Setelah
menyadur cerita Romeo & Juliet (1597) karya Shakespeare dalam
Gnomeo & Juliet (2011), kini giliran cerita dari Conan Doyle lewat
Sherlock Holmes-nya yang kemudian disadur dalam bentuk animasi parodi
oleh para patung kurcaci taman. Mengetengahkan kisah Gnomeo (James
McAvoy) yang kini sudah menikah dengan Juliet (Emily Blunt). Keduanya
terpilih sebagai pemimpin gnomes di
taman tempat mereka tinggal. Disinilah naskah garapan Ben Zazove yang
berdasar atas ide cerita dari Kevin Cecil, Andy Riley, Emily Cook dan
Kathy Greenberg memasukan konflik utama.
Gnomeo merasa dilupakan oleh Juliet yang sibuk mengurus taman, terlebih kala Juliet dihadapkan pada sebuah relokasi baru. Pertengkaran pun tersulut, namun pasca mereka kembali lagi ke taman, para gnomes sudah hilang. Ditengah kebingungannya, mereka bertemu dengan Sherlock (Johnny Deep) beserta sang asisten, Dr. Watson (Chiwetel Ejiofor) yang menemukan sebuah petunjuk terkait dalang menghilangnya para gnomes, yakni sang musuh bebuyutan mereka, Moriarty (Jamie Demetriou).

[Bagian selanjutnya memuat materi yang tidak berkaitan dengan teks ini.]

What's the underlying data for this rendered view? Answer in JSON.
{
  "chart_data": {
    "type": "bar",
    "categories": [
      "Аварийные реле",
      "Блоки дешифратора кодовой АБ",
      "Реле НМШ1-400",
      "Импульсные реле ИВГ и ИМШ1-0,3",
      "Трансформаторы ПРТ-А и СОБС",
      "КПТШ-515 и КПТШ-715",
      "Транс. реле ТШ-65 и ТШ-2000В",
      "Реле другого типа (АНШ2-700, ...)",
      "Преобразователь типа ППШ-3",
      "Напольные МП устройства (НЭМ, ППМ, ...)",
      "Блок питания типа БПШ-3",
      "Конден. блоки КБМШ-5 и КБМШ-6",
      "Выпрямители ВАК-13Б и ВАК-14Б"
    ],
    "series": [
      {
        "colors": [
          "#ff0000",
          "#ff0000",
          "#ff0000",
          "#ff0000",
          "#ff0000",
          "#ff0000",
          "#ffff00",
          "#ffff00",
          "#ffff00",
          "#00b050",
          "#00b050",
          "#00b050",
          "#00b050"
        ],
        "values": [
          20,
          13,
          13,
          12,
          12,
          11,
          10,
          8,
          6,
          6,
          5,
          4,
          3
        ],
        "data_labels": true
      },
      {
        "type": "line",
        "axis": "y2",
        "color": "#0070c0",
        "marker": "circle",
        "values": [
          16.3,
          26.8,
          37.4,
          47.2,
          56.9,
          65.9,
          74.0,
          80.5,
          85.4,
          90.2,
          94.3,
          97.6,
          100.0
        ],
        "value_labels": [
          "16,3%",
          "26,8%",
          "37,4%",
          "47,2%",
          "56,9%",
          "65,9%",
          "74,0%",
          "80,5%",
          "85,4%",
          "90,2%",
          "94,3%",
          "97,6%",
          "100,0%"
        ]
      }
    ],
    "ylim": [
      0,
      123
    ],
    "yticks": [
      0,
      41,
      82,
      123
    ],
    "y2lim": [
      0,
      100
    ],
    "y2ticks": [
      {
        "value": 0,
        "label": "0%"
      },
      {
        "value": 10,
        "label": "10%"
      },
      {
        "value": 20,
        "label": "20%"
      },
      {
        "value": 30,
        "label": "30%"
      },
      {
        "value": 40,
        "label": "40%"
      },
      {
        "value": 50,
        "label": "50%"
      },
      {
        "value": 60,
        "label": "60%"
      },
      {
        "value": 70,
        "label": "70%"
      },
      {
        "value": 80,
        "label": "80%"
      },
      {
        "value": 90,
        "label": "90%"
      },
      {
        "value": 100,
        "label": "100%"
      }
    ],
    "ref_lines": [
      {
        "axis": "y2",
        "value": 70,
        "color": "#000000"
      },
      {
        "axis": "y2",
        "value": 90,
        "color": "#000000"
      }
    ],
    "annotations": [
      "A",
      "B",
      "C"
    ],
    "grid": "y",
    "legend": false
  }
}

Tentu fokus cerita adalah menemukan para gnomes yang diculik oleh Moriarty, berbekal petunjuk yang ditemukan oleh Sherlock, kita diajak pada sebuah petualangan hide and seek yang cukup menyenangkan meski dibeberapa adegan naskahnya sendiri terasa bak sebuah tarik ulur. John Stevenson (Shrek, Shrek 2, Kung Fu Panda) masih mengikuti pakem dalam mengemas filmnya supaya tampil menarik, terlebih mencakup penonton dengan rating PG-13. Namun untuk penonton anak-anak rasanya menonton film ini kuranglah tepat, terlebih mengenai slapstick-nya yang tak pantas untuk ditonton seumuran mereka.
Cakupan aksinya terbilang medioker, kala salah satu dari mereka akan merenggut bahaya, kita tahu mereka tak akan meregang nyawa. Sherlock Gnomes memang bukanlah sebuah tontonan yang buruk, namun terlampau biasa untuk para penonton dewasa, pun selepas film usai jangan harap adegan yang ditampilkan akan mengendap lama di ingatan, meski sebuah twist di penghujung cerita digunakan pun semuanya tak menghadirkan sebuah impact yang signifikan.
Ya, Sherlock Gnomes adalah sebuah popcorn movie, dimana eksekusi hanya ditujukan sebagai tontonan ringan alih-alih selayaknya. Saya selalu suka bagaimana Stevenson menggunakan ilmu forensik guna memecahkan setiap petunjuk oleh Sherlock. Pun komedinya meski bukanlah hal yang baru, namun cukup efektif menyunggingkan senyum, sebutlah kehadiran tokoh katak dengan lipstik tebal plus tingkah nyeleneh miliknya.
Menyandingkan animasi garapan Paramount Pictures dengan Disney rasanya bukanlah hal yang tepat. Animasi Paramount lebih menekankan pada sebuah hiburan belaka, membuat filmnya sekedar untuk have fun dan mengocok perut. Itu tujuan utama filmnya, sehingga sebuah kewajaran pun patut untuk dialamatkan pada film ini. Meski dalam lubuk hati yang paling dalam, keinginan saya bagi animasi garapan Paramount Pictures mampu menampilkan apa yang ditampilkan Disney dalam segala aspek. Mungkin suatu hari nanti.